1932 Mariage avec Dina Dreyfus, ethnologue, qui va le convertir à l’ethnologie
1935 Part au Brésil comme professeur de sociologie (univ. de Sao Paulo). En même
temps dirige plusieurs missions ethnographiques dans le Mato Grosso et en
Amazonie. Il réunit les premiers matériaux à la base de sa thèse sur « les structures
élémentaires de la parenté » soutenue en 1949.
1939 Mobilisé comme agent de liaison, quitte la France pour les États-Unis en raison
des lois raciales et rallie la France libre en 1942. Rencontre à New-York Roman
Jacobson qui l’introduit à la linguistique structurale.
Affecté à la mission scientifique française il fonde avec Jacques Maritain et Jean
Perrin l’École libre des Hautes Etudes de N.Y.

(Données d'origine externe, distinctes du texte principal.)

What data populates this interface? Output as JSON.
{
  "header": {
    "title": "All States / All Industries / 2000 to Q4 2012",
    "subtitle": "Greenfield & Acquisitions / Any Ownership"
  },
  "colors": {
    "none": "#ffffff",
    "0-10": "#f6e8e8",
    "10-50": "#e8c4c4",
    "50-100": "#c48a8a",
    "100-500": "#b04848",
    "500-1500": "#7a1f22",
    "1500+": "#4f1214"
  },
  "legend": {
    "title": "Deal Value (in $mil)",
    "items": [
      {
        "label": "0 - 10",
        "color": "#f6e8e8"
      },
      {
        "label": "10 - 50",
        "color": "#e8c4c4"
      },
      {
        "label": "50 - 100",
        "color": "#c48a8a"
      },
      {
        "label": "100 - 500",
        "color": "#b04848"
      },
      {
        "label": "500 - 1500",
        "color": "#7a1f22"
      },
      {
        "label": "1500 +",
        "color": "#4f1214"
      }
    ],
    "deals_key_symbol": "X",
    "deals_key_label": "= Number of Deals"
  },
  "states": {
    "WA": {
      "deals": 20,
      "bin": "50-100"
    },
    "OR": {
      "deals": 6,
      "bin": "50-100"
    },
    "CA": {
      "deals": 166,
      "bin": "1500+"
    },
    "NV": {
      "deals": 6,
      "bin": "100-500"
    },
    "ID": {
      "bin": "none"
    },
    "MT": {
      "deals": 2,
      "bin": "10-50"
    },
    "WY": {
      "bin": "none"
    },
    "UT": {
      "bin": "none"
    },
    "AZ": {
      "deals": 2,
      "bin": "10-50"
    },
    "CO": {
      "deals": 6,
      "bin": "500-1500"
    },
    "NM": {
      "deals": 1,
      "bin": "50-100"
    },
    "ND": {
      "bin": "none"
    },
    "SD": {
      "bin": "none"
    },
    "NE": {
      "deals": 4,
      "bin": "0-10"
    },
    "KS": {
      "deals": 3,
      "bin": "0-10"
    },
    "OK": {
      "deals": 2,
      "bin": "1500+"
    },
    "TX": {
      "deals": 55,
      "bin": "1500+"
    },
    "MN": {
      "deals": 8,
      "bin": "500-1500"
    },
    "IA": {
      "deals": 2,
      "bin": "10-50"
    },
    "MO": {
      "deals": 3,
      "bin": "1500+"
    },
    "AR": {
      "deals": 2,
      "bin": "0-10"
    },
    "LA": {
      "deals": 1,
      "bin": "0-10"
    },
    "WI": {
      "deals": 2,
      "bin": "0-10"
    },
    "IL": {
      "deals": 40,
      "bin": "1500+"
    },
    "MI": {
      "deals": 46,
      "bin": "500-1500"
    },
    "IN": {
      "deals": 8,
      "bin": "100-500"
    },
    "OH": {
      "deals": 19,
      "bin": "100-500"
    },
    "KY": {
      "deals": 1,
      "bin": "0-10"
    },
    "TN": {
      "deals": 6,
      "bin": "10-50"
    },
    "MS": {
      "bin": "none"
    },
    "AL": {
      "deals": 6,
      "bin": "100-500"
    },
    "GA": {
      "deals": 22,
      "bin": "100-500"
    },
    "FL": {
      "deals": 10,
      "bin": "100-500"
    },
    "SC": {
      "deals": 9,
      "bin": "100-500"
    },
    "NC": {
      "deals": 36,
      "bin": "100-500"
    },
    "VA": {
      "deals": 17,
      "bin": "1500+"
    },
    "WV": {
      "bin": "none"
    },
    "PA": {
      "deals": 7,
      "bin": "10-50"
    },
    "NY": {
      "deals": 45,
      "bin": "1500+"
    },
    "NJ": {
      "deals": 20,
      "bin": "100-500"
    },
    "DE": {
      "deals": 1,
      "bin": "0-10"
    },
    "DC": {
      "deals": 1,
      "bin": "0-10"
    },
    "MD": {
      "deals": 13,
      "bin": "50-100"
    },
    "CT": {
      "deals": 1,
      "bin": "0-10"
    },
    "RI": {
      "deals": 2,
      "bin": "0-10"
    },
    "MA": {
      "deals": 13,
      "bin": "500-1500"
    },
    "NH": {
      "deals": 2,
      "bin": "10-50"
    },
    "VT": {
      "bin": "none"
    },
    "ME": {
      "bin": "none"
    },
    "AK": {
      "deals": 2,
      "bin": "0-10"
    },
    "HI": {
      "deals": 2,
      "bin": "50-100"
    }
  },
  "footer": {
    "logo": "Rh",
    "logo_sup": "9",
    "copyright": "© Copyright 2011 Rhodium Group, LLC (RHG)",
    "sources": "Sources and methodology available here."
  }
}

1945 Conseiller culturel auprès de l’Ambassade de France. Se consacre à son travail
scientifique et publie « les structures élémentaires de la parenté » (1949). Cette
même année devient sous-directeur du Musée de l’Homme et occupe une chaire à
l’Ecole Pratique des Hautes Études sur « les religions comparées des peuples sans
écriture. »
1955 Parution de « Tristes Tropiques », son œuvre la plus connue et accessible
1958 Publication de « l’Anthropologie structurale » qui développe son décryptage des
peuples premiers et de leurs mythes.
1959 Est élu au Collège de France où il crée la chaire d’anthropologie sociale
1960 Fonde avec Emile Benveniste et Pierre Gourou la revue d’ethnologie
« L’Homme »
1961 Pendant une dizaine d’années se consacre en particulier à l’étude des sociétés
amérindiennes. Ses recherches donneront lieu à la série des « Mythologiques » qui
essuieront de nombreuses oppositions notamment des « Temps Modernes » de Sartre.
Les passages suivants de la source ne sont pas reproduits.